A groundbreaking Canadian study reveals that it is less expensive and more beneficial to find housing for people with mental illness rather than pay for the social problems that come with homelessness, such as policing, temporary shelters and health care.
The findings come from a $110-million study started in 2008 in five Canadian cities — with 2,000 participants in Winnipeg, Vancouver, Montreal, Toronto and Moncton – and was the largest research study in the world focusing on homelessness and mental health.
The Mental Health Commission of Canada used a federal grant to measure the impact of placing an emphasis on housing, by getting people off the street first. The dramatic results showed a “housing first” approach to homelessness and mental illness led to considerable improvement in peoples’ physical and mental health and was a good way of transitioning people off of the streets.
The At Home program provided housing for the homeless and mentally ill which in turn created more opportunities for program participants to seek treatment, find employment and become a part of their community.
Researchers discovered that the housing-first approach not only kept people off the streets long term and allowed more opportunities to improve their lives, it also cost taxpayers less.

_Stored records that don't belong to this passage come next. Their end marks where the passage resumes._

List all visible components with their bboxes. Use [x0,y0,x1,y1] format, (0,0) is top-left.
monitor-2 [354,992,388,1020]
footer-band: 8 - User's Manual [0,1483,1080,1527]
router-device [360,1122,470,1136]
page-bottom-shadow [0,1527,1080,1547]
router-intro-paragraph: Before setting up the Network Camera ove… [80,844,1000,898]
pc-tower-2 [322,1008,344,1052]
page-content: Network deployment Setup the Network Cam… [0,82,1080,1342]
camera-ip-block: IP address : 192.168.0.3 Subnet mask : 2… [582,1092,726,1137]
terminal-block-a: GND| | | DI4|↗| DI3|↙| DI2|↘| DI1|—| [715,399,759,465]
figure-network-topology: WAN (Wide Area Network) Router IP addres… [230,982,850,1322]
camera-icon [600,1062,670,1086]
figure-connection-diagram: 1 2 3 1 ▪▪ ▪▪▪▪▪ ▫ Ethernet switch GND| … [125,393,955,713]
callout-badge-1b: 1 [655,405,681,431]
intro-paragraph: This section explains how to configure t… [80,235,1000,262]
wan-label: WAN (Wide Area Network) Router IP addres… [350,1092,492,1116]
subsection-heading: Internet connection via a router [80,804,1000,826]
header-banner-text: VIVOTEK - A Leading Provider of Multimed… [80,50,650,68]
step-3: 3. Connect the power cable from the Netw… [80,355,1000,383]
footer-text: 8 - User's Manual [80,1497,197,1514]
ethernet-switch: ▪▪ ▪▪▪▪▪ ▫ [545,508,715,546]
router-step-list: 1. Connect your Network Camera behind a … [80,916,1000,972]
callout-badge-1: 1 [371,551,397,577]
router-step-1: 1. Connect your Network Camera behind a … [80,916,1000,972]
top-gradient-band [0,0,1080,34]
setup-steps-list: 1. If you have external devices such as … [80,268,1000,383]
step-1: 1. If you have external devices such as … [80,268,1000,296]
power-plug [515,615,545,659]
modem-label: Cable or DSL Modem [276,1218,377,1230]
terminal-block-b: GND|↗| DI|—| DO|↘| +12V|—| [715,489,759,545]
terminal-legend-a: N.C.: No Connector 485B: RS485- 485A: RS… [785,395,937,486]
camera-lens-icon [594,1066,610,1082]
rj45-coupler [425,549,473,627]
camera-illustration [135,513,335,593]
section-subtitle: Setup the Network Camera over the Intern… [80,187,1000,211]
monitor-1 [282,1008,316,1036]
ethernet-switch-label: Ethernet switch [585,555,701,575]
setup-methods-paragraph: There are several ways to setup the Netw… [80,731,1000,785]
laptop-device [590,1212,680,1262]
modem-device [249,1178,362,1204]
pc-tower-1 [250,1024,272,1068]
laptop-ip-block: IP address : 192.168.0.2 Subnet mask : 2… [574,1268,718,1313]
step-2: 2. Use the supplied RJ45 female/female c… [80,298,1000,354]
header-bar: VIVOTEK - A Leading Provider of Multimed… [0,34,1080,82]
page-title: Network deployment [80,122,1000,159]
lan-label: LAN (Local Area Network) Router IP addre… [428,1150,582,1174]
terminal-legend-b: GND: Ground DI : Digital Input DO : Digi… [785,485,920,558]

People who are severely mentally ill and chronically homeless use an average of $225,000 a year in community services.
Providing housing and support costs an average of $19,582 per person. But the avoided costs are much greater at $42,536 on average, because people who live in a home are put in hospital less often, make fewer emergency room visits and do not use shelters as often.
For every $1 spent providing housing and support for a homeless person with severe mental illness, $2.17 in savings are reaped because they spend less time in hospital, in prison and in shelters.
“It’s not just about the money. It’s what you get back from the investment that matters,” said Paula Goering, the lead investigator for the project.
With a Housing First approach, the money goes toward creating independence and stability rather than shelters and prisons, she said.
While about 30,000 Canadians are homeless, the research focused on the 10 per cent who are chronically homeless, almost all of whom suffer from mental illness.
Homeless people do not usually get housing and rehab until they are sober or taking medications; they also have little choice on where they live.
The Housing First philosophy proves that giving someone a place to live creates stability and allows them to deal with their addiction, unemployment and lack of education.
“A house is so much more than a roof over one’s head. It represents dignity, security and, above all, hope,” said Louise Bradley, president and CEO of the Mental Health Commission of Canada.
The results have convinced the federal government to adopt this housing-first approach.
“We want lasting results and that’s what housing first has demonstrated it can bring,” said Canada’s Minister of State for Social Development, Candice Bergen.
Bergen said groups that currently get federal funding will have to put 65 percent of it to programs like At Home. She pointed to the savings on “emergency services, hospitals, police and shelters.”
“The cost that is borne by the taxpayer is big,” she said.
The Mental Health Commission will train workers in 18 other cities on the Housing First model and how best to adapt it to local needs. Participants in the study will be tracked for several more years to determine the long-term impact.
Homelessness is estimated to cost the Canadian economy about $7-billion a year.